The root problem i think is: FSharp.Core.SR.resources is private/internal, so functions like FSharp.Core.SR.resources.GetString or SR.GetString(SR.arrayWasEmpty) etc, cannot be inlined, but some methods require it ( like average ) so we use a public wrapper ErrorStrings

That's ok, we can inline some functions, but not others unless we wrap the (SR.GetString(SR.arrayWasEmpty) as functions inside ErrorStrings.

The problem is:
Currently is difficult to inline more functions, because we break backward compatibility each time (like this bug).
If we add a new functions in ErrorStrings, reference the old version break for a simple refactoring (and maybe is a good perf improvement like an inline).

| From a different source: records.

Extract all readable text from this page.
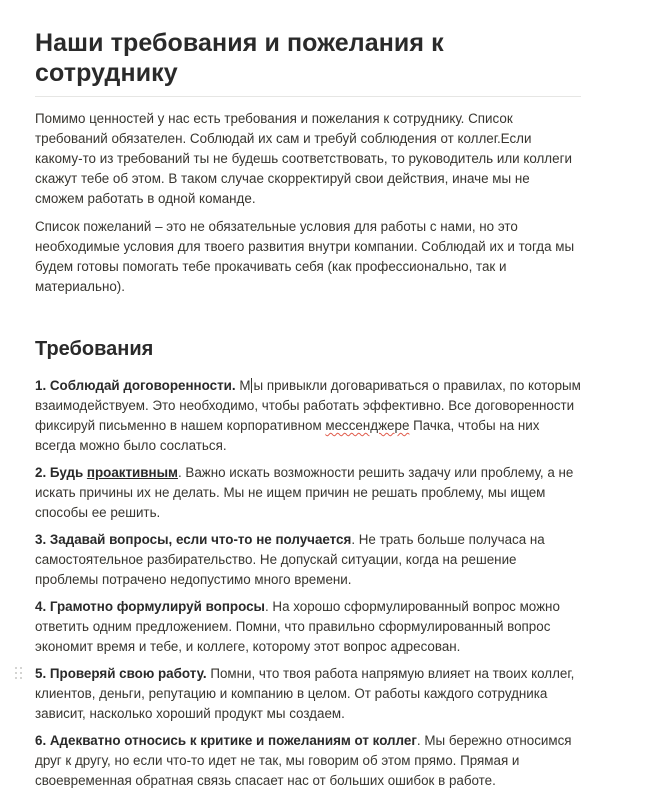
Наши требования и пожелания к сотруднику

Помимо ценностей у нас есть требования и пожелания к сотруднику. Список требований обязателен. Соблюдай их сам и требуй соблюдения от коллег.Если какому-то из требований ты не будешь соответствовать, то руководитель или коллеги скажут тебе об этом. В таком случае скорректируй свои действия, иначе мы не сможем работать в одной команде.

Список пожеланий – это не обязательные условия для работы с нами, но это необходимые условия для твоего развития внутри компании. Соблюдай их и тогда мы будем готовы помогать тебе прокачивать себя (как профессионально, так и материально).

Требования
1. Соблюдай договоренности. М ы привыкли договариваться о правилах, по которым взаимодействуем. Это необходимо, чтобы работать эффективно. Все договоренности фиксируй письменно в нашем корпоративном мессенджере Пачка, чтобы на них всегда можно было сослаться.
2. Будь проактивным. Важно искать возможности решить задачу или проблему, а не искать причины их не делать. Мы не ищем причин не решать проблему, мы ищем способы ее решить.
3. Задавай вопросы, если что-то не получается. Не трать больше получаса на самостоятельное разбирательство. Не допускай ситуации, когда на решение проблемы потрачено недопустимо много времени.
4. Грамотно формулируй вопросы. На хорошо сформулированный вопрос можно ответить одним предложением. Помни, что правильно сформулированный вопрос экономит время и тебе, и коллеге, которому этот вопрос адресован.
5. Проверяй свою работу. Помни, что твоя работа напрямую влияет на твоих коллег, клиентов, деньги, репутацию и компанию в целом. От работы каждого сотрудника зависит, насколько хороший продукт мы создаем.
6. Адекватно относись к критике и пожеланиям от коллег. Мы бережно относимся друг к другу, но если что-то идет не так, мы говорим об этом прямо. Прямая и своевременная обратная связь спасает нас от больших ошибок в работе.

Maybe is already discussed before but cant we make a wrapper of FSharp.Core.SR.resources public instead? And use inlined functions for type safety access of resource strings?

module internal SR =

    //public wrapper
    let resourceManager: ResuorceManager = resources

module internal Resources =

   let inline GetString(name:System.String) : System.String = 
        SR.resourceManager.GetString(name, System.Globalization.CultureInfo.CurrentUICulture)

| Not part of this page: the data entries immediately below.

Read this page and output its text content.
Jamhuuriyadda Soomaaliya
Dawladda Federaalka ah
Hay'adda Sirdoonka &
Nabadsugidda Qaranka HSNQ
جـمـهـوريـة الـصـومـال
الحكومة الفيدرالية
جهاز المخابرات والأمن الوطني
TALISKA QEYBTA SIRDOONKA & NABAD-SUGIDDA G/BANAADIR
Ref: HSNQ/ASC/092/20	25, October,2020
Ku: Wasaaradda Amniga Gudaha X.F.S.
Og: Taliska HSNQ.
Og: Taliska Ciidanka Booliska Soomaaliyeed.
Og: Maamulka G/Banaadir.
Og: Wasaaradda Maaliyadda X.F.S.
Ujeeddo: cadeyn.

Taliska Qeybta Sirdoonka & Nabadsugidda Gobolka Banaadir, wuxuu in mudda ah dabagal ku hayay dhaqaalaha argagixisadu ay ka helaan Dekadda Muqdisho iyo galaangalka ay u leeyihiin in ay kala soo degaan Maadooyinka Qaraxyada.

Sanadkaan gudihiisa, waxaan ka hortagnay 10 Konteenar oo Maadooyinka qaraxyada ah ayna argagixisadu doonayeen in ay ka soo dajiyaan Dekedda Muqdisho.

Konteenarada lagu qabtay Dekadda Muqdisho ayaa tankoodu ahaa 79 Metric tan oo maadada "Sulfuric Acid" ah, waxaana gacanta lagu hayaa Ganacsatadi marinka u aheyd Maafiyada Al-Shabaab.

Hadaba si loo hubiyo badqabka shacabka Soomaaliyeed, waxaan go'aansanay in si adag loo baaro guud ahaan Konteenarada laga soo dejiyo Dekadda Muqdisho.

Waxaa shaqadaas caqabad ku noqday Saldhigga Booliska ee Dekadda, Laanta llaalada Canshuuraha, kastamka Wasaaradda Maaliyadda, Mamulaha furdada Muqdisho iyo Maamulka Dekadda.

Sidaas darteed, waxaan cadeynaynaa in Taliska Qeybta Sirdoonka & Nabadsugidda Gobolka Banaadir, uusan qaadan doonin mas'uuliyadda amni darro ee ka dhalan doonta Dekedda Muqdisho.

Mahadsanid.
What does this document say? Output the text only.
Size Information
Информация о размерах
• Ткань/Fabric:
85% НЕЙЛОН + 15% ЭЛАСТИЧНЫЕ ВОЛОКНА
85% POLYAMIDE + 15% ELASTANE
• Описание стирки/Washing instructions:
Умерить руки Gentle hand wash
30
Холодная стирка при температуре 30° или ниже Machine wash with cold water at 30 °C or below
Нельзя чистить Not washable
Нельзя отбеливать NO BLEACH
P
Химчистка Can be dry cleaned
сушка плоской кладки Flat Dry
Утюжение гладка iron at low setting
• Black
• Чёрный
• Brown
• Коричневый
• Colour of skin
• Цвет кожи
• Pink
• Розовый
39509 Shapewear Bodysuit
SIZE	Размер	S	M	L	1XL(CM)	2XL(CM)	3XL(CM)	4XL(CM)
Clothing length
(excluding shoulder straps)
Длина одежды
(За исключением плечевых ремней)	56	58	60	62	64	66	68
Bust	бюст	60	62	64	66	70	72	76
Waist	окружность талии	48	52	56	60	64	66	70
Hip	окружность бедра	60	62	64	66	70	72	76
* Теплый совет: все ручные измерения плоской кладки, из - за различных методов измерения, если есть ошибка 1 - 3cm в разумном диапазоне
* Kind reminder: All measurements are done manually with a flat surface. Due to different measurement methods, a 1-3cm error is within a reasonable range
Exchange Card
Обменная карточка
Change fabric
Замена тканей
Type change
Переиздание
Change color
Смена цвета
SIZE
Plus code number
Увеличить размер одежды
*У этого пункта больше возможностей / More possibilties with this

   let inline arrayWasEmpty () = GetString(SR.arrayWasEmpty)

inside the code we can do Resources.arrayWasEmpty () and that is compiled as SR.resourceManager.GetString("arrayWasEmpty", System.Globalization.CultureInfo.CurrentUICulture)

Another options is to use a GetString: string -> Culture option -> string wrapper instead to expose the ResourceManager class, but dont know, localization and resources are complicated.